To be on the receiving end of these stealth expectations is also incredibly frustrating, and I have had many conversations with people who say, “They should just know why I’m mad. Isn’t it obvious?” Unfortunately, it’s only obvious to us. Other people can't read our minds.
"Expectations are resentments waiting to happen" (often attributed to Anne Lamott)
Six Steps to Managing Stealth Expectations
1. Identify your expectations before you act
In order to save ourselves the frustration, we can ask ourselves what our expectations are before we do things, like going to a family gathering or attending a business meeting.
Do you expect people to be on their best behavior?
What if they’re not?
Do you expect people to make the choices you would make for their business?
What if you disagree?
2. Check your expectations when you feel frustrated
If we haven’t planned that far in advance, then ask yourself what your expectations were the next time you feel frustrated. When I went to an Oilers hockey game recently, I expected the refs to see and call an obvious tripping penalty against the opposing team. The video guys even replayed it on the big screen several times, but nothing happened. I was annoyed, and then a penalty was not called against us. It led to a good conversation between my husband and me about expectations — and how we expected the refs to be perfect and to make certain calls.
3. Determine if the expectation is realistic and communicated
Then we can ask ourselves whether this is a realistic expectation or one that would only happen in a perfect world. Did we communicate our expectations? It's like expecting your kids to help with the dishes and getting mad when they didn’t do what you were hoping they would. Were they supposed to read your mind?
4. Manage your own feelings
We want things to be a certain way so we don’t feel uncomfortable.
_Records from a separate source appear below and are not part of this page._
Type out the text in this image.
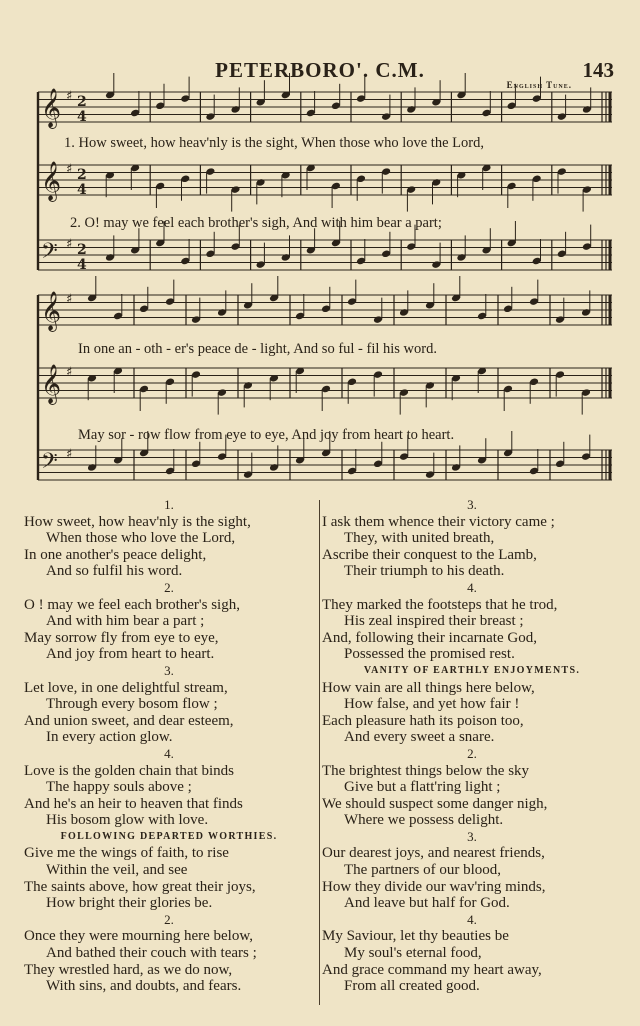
PETERBORO'. C.M.	143
English Tune.
𝄞 ♯ 2
4
𝄞 ♯ 2
4
𝄢 ♯ 2
4
𝄞 ♯
𝄞 ♯
𝄢 ♯
1. How sweet, how heav'nly is the sight, When those who love the Lord,
2. O! may we feel each brother's sigh, And with him bear a part;
In one an - oth - er's peace de - light, And so ful - fil his word.
May sor - row flow from eye to eye, And joy from heart to heart.
1.
How sweet, how heav'nly is the sight,
When those who love the Lord,
In one another's peace delight,
And so fulfil his word.
2.
O ! may we feel each brother's sigh,
And with him bear a part ;
May sorrow fly from eye to eye,
And joy from heart to heart.
3.
Let love, in one delightful stream,
Through every bosom flow ;
And union sweet, and dear esteem,
In every action glow.
4.
Love is the golden chain that binds
The happy souls above ;
And he's an heir to heaven that finds
His bosom glow with love.
FOLLOWING DEPARTED WORTHIES.
Give me the wings of faith, to rise
Within the veil, and see
The saints above, how great their joys,
How bright their glories be.
2.
Once they were mourning here below,
And bathed their couch with tears ;
They wrestled hard, as we do now,
With sins, and doubts, and fears.
3.
I ask them whence their victory came ;
They, with united breath,
Ascribe their conquest to the Lamb,
Their triumph to his death.
4.
They marked the footsteps that he trod,
His zeal inspired their breast ;
And, following their incarnate God,
Possessed the promised rest.
VANITY OF EARTHLY ENJOYMENTS.
How vain are all things here below,
How false, and yet how fair !
Each pleasure hath its poison too,
And every sweet a snare.
2.
The brightest things below the sky
Give but a flatt'ring light ;
We should suspect some danger nigh,
Where we possess delight.
3.
Our dearest joys, and nearest friends,
The partners of our blood,
How they divide our wav'ring minds,
And leave but half for God.
4.
My Saviour, let thy beauties be
My soul's eternal food,
And grace command my heart away,
From all created good.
If we feel uncomfortable, it's easier to blame our circumstances or other people than to take responsibility for managing them, in the short term.
In the long term, it's much easier to address the real problem, knowing that we don’t have to control other people and circumstances to feel good. I don’t know if you’ve tried, but it often doesn’t work out that well and can be very stressful. (Clearly, I'm speaking from experience).
5. Use mindful breathing to calm your nervous system
The simplest way to manage your feelings is to take a breath and hold it. Then breathe out and hold it. It tells our nervous system that we're safe and can handle what we're experiencing in the moment.
I love Brené Brown’s husband Steve’s line of thinking: “Do I have enough information to freak out? Will freaking out be helpful?” What IS helpful? Steve is a doctor, so he knows that in his line of work, there's rarely (if ever) a situation where freaking out will be useful.
6. Keep an open mind
Keep an open mind. People don't have to say or do things a certain way for us to love them, and we also don't have to be perfect to be loved.
Worthiness is not earned; it's your birthright.
I like to tell myself, "Whatever happens, happens. You can handle it…especially with great boundaries!"
Letting go of "stealth expectations" is the ultimate act of self-care. It frees you from the burden of trying to control the uncontrollable and replaces frustration with self-soothing and peace. By practicing these six steps, you move closer to a life in which your well-being is determined by your internal response rather than external circumstances.